The system’s revenues are nowhere near sufficient enough to support all the charity care. In 2008’s budget about $569 million in revenues came from commercial insurance, $336 million from Medicaid and the half-cent sales tax in Miami-Dade County generated about $187 million.

It cost almost $2 billion to run Jackson Health in 2008. A system that Lapciuc says carrys a very high payroll. 

“Our average salary per adjusted patient day is one of the highest in the country for a public safety net hospital. We are running some high structural costs that definitely need to be addressed,” he said.

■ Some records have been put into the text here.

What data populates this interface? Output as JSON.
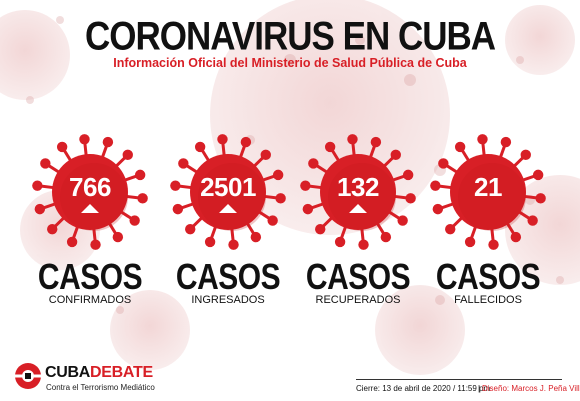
{
  "title": "CORONAVIRUS EN CUBA",
  "subtitle": "Información Oficial del Ministerio de Salud Pública de Cuba",
  "colors": {
    "accent": "#d81f26",
    "virus_dark": "#c4161c",
    "text": "#111111"
  },
  "stats": [
    {
      "count": "766",
      "heading": "CASOS",
      "label": "CONFIRMADOS",
      "arrow": true,
      "icon": "virus-icon"
    },
    {
      "count": "2501",
      "heading": "CASOS",
      "label": "INGRESADOS",
      "arrow": true,
      "icon": "virus-icon"
    },
    {
      "count": "132",
      "heading": "CASOS",
      "label": "RECUPERADOS",
      "arrow": true,
      "icon": "virus-icon"
    },
    {
      "count": "21",
      "heading": "CASOS",
      "label": "FALLECIDOS",
      "arrow": false,
      "icon": "virus-icon"
    }
  ],
  "logo": {
    "cuba": "CUBA",
    "debate": "DEBATE",
    "tagline": "Contra el Terrorismo Mediático"
  },
  "footer": {
    "cierre": "Cierre: 13 de abril de 2020 / 11:59 pm",
    "diseno": "Diseño: Marcos J. Peña Villa"
  }
}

Despite the economic crisis, Jackson continues to deliver superior medical services said Lapciuc. The Jackson Memorial Hospital Burn Center is one of the top burn facilities in the country. Military doctors train at Jackson’s Ryder Trauma Center. And Jackson, along with the Universiy of Miami Medical School, provided some of the first medical professionals on the ground after the killer earthquake struck in Haiti last month.

Jackson’s number one job is treating sick people – a mission Lapciuc says is not compromised by the financial crisis. 

“Jackson is still delivering, together with our UM doctor partners, the most state-of-the art and some of the best medical services in the country, if not the world,” he said.